TAI zone?

Guy Harris guy at alum.mit.edu
Thu Jun 30 01:57:12 UTC 2011


On Jun 29, 2011, at 6:20 PM, Paul Koning wrote:

> Never mind, I guess my leg just got pulled.

For the full story, read section 4.15 "Seconds Since the Epoch" of

	http://pubs.opengroup.org/onlinepubs/9699919799/basedefs/V1_chap04.html

and

	http://pubs.opengroup.org/onlinepubs/9699919799/functions/time.html

and

	http://pubs.opengroup.org/onlinepubs/9699919799/functions/localtime.html

and

	http://pubs.opengroup.org/onlinepubs/9699919799/functions/mktime.html

and section A.4.15 "Seconds Since the Epoch" of

	http://pubs.opengroup.org/onlinepubs/9699919799/xrat/V4_xbd_chap04.html

In a sane world:

	1) time() would return a value that tries its hardest to be a count of the number of seconds that have elapsed since 1970-01-01 00:00:00 UTC (meaning it doesn't stop during a positive leap second, nor does it leap ahead when a negative leap second occurs);

	2) gmtime() would convert that value to the appropriate set of numbers for the UTC label for that instant in time, including the seconds value being "60" or "61" or whatever's involved in properly handling leap seconds;

	3) localtime() would convert that value to the appropriate set of numbers for the local time label for that instant in time, including the previous plus time zone conversion;

	4) mktime() would convert the other way as best as can be done given any cases where multiple instances of time have the same labels.

At least as I read Annex I of

	http://www.cl.cam.ac.uk/~mgk25/volatile/ITU-R-TF.460-4.pdf

it says that TAI is, ultimately, a counter that ticks once per second:

	B. International Atomic Time (TAI)

	The international reference scale of atomic time (TAI), based on the second (SI), as realized at sea level, is formed by the Bureau international des poids et mesures (BIPM) on the basis of clock data supplied by cooper- ating establishments.
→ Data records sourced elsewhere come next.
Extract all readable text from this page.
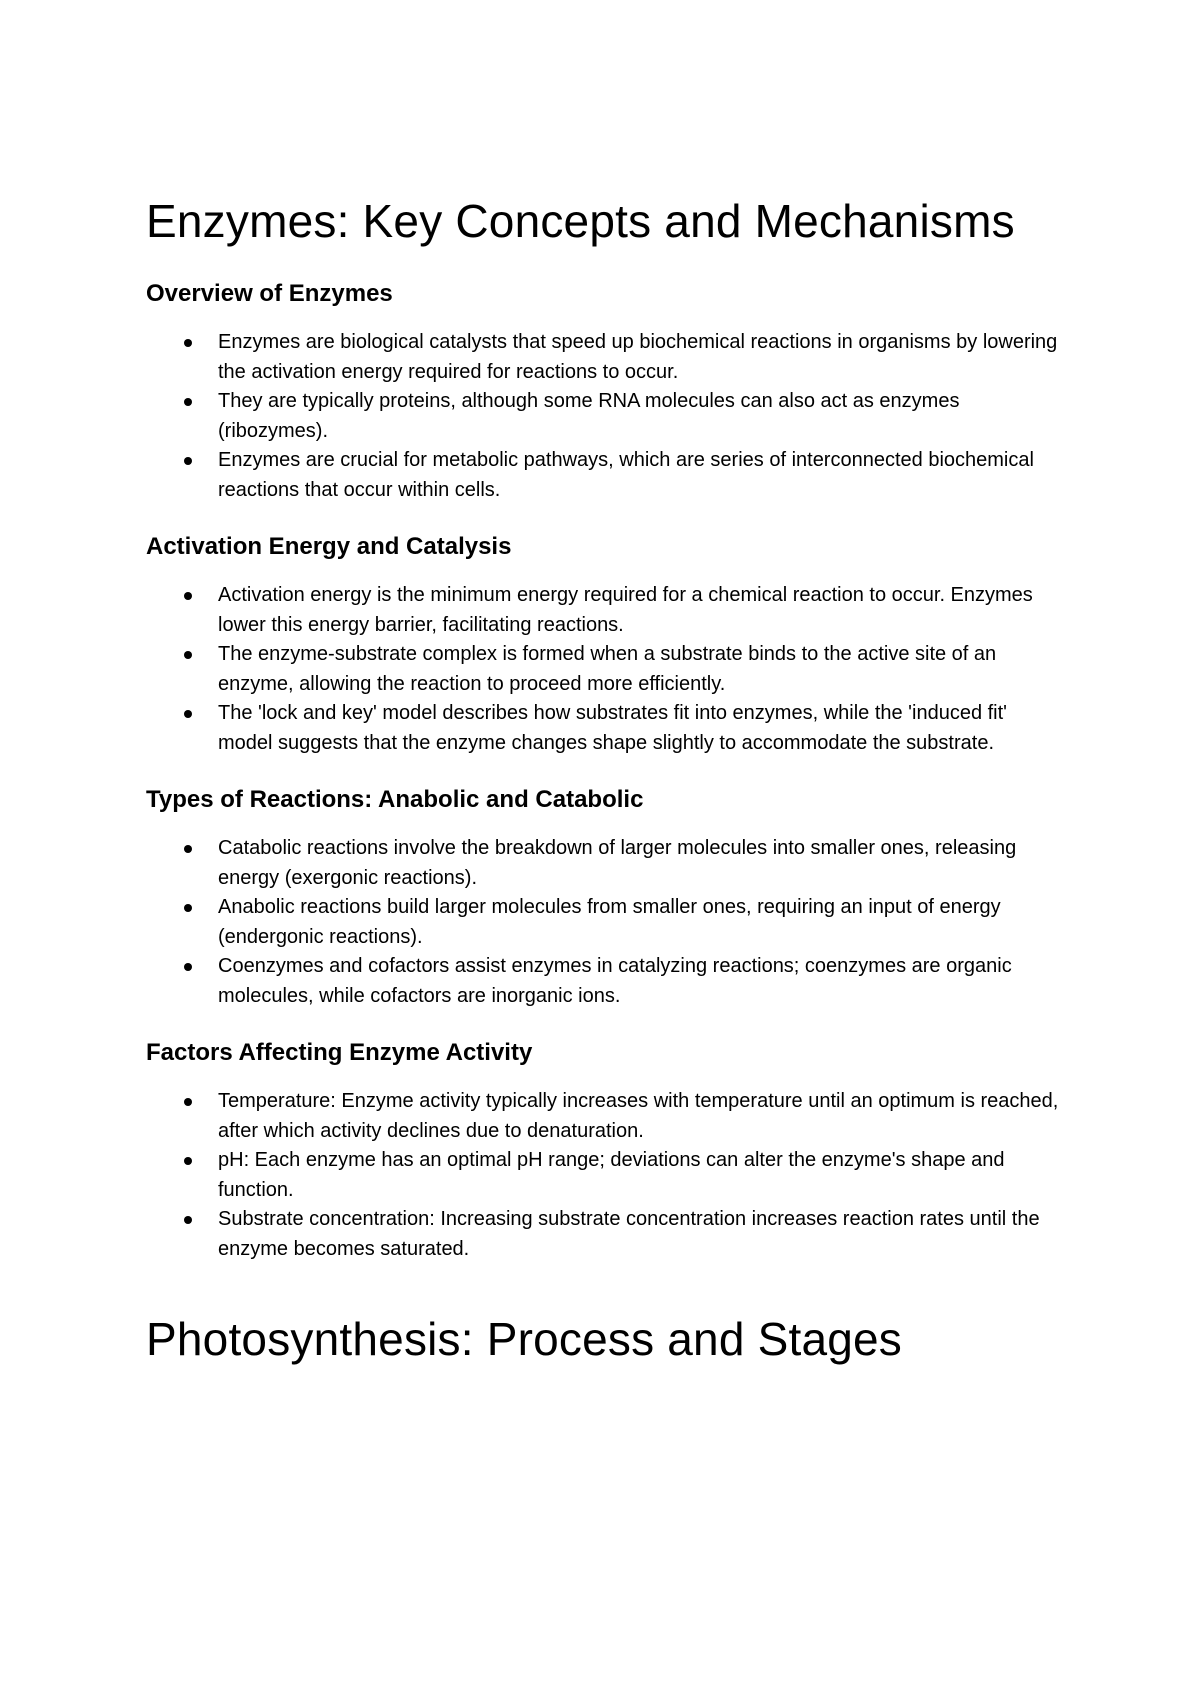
Enzymes: Key Concepts and Mechanisms
Overview of Enzymes
Enzymes are biological catalysts that speed up biochemical reactions in organisms by lowering the activation energy required for reactions to occur.
They are typically proteins, although some RNA molecules can also act as enzymes (ribozymes).
Enzymes are crucial for metabolic pathways, which are series of interconnected biochemical reactions that occur within cells.
Activation Energy and Catalysis
Activation energy is the minimum energy required for a chemical reaction to occur. Enzymes lower this energy barrier, facilitating reactions.
The enzyme-substrate complex is formed when a substrate binds to the active site of an enzyme, allowing the reaction to proceed more efficiently.
The 'lock and key' model describes how substrates fit into enzymes, while the 'induced fit' model suggests that the enzyme changes shape slightly to accommodate the substrate.
Types of Reactions: Anabolic and Catabolic
Catabolic reactions involve the breakdown of larger molecules into smaller ones, releasing energy (exergonic reactions).
Anabolic reactions build larger molecules from smaller ones, requiring an input of energy (endergonic reactions).
Coenzymes and cofactors assist enzymes in catalyzing reactions; coenzymes are organic molecules, while cofactors are inorganic ions.
Factors Affecting Enzyme Activity
Temperature: Enzyme activity typically increases with temperature until an optimum is reached, after which activity declines due to denaturation.
pH: Each enzyme has an optimal pH range; deviations can alter the enzyme's shape and function.
Substrate concentration: Increasing substrate concentration increases reaction rates until the enzyme becomes saturated.
Photosynthesis: Process and Stages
It is in the form of a continuous scale, e.g. in days, hours, minutes and seconds from the origin 1 January 1958 (adopted by the CGPM 1971).

(which sounds like "seconds since the TAI Epoch", where the TAI Epoch is the beginning of 1958-01-01 in, presumably, Greenwich in the UK).  I'm not quite sure what it's saying about UTC:

	C. Coordinated Universal Time (UTC)

	UTC is the time-scale maintained by the BIPM, with assistance from the International Earth Rotation Service (IERS), which forms the basis of a coordinated dissemination of standard frequencies and time signals. It corresponds exactly in rate with TAI but differs from it by an integral number of seconds.

	The UTC scale is adjusted by the insertion or deletion of seconds (positive or negative leap-seconds) to unsure approximate agreement with UT1.

"Corresponds exactly in rate with TAI" sounds like "ticks once per second".  I'm not sure what "the UTC scale" in "The UTC scale is adjusted by the insertion or deletion of seconds (positive or negative leap-seconds) to unsure approximate agreement with UT1." means; does it mean that the "integral number of seconds" between UTC and TAI varies over time (which means UTC is *not* a counter that ticks once per second), or does it mean that if you attach date/hour/minute/second labels to values on the UTC scale, they don't always go from, say, {date}/23/59/59 to {date+1}/00/00/00 - they might jump from {date}/23/59/58 to {date+1}/00/00/00, or from {date}/23/59/59 to {date}/23/59/60 to {date+1}/00/00/00?